Either way if you are trying to find more info on who stole your coins contacting BTC-e might be beneficial. Don't know how helpful they'll be, the scammer obviously sent the coins to one of the most rogue trading sites (communication-wise) out there. Probably not the first time hes done something of this nature but I doubt as big as this score.

[DiceMiner]

Thanks guys. I appreciate the BTC-e lead. Emailed their support last night, asking if "1FsVc..." belonged to them. Unfortunately, they said they can not give that type info unless the police are involved.

Not saying I would go that far, but just thinking out loud-
Does anyone know who I would go to if I were to get the police involved? I really can't imagine going to the local substation and trying to explain to them was a Bitcoin is, let alone having them get involved. Also, what jurisdiction does this fall under?

[247casino]

Could this be a site's hot wallet (or is it a single user's wallet?!) https://blockchain.info/address/1FsVcdeHbpvUVT3gjeuVR2ZSDnpcsJMsLL

It's only been around since the end of July and has already received over 220,000BTC.

doubt it's a gambling site, way too big the trans

unless it's a middle account

say SWC sweeps into it then outs to a vault

so a gambling site with volume could do a bunch of minor trans and then use something like this to 'sweep' into

can anyone figure out where all the in money is then outed too?

they probably have a bunch of off line vaults

so the trans accounts taking the low trans sweeps to a monster step account which then vaults to a bunch of addy's

that's what it looks like to me

but I"m not a pro at reading the block yet

[PrimedicePlayersUnion]

Stunna - word of advice - allow usernames and chatnames to be different. A lot of sites offer this so that no one knows what username is actually the account holders. Allow people to have different names between the two for an extra level of security.

KOS.

Will consider offering this for new accounts, ultimately if the user enables 2FA it should act as a pretty significant shield from unwanted access though.
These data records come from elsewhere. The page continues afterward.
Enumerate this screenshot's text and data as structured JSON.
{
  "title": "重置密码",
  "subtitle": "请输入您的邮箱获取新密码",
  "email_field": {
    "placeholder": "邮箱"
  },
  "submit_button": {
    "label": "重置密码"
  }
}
I dont like 2fa but the chat idea seems good

[ShintoshiBTC]

*sigh* I really hope this will end in good terms.

[noma]

Has there been a conclusion to this yet?

[Loophole]

Has there been a conclusion to this yet?

This is likely what happened: https://bitcointalk.org/index.php?topic=791367.msg9086516#msg9086516

TL;DR: OP set a very weak password and deposited 100 btc. Someone guessed his password and sent the 100 btc to btc-e for mixing or selling it.

[noma]

Has there been a conclusion to this yet?

This is likely what happened: https://bitcointalk.org/index.php?topic=791367.msg9086516#msg9086516

TL;DR: OP set a very weak password and deposited 100 btc. Someone guessed his password and sent the 100 btc to btc-e for mixing or selling it.

Sucks to lose 100 BTC to keep it on a site without 2FA.

[jiggytom]

so was it confirmed that 1FsVcdeHbpvUVT3gjeuVR2ZSDnpcsJMsLL was hot storage for BTC-e?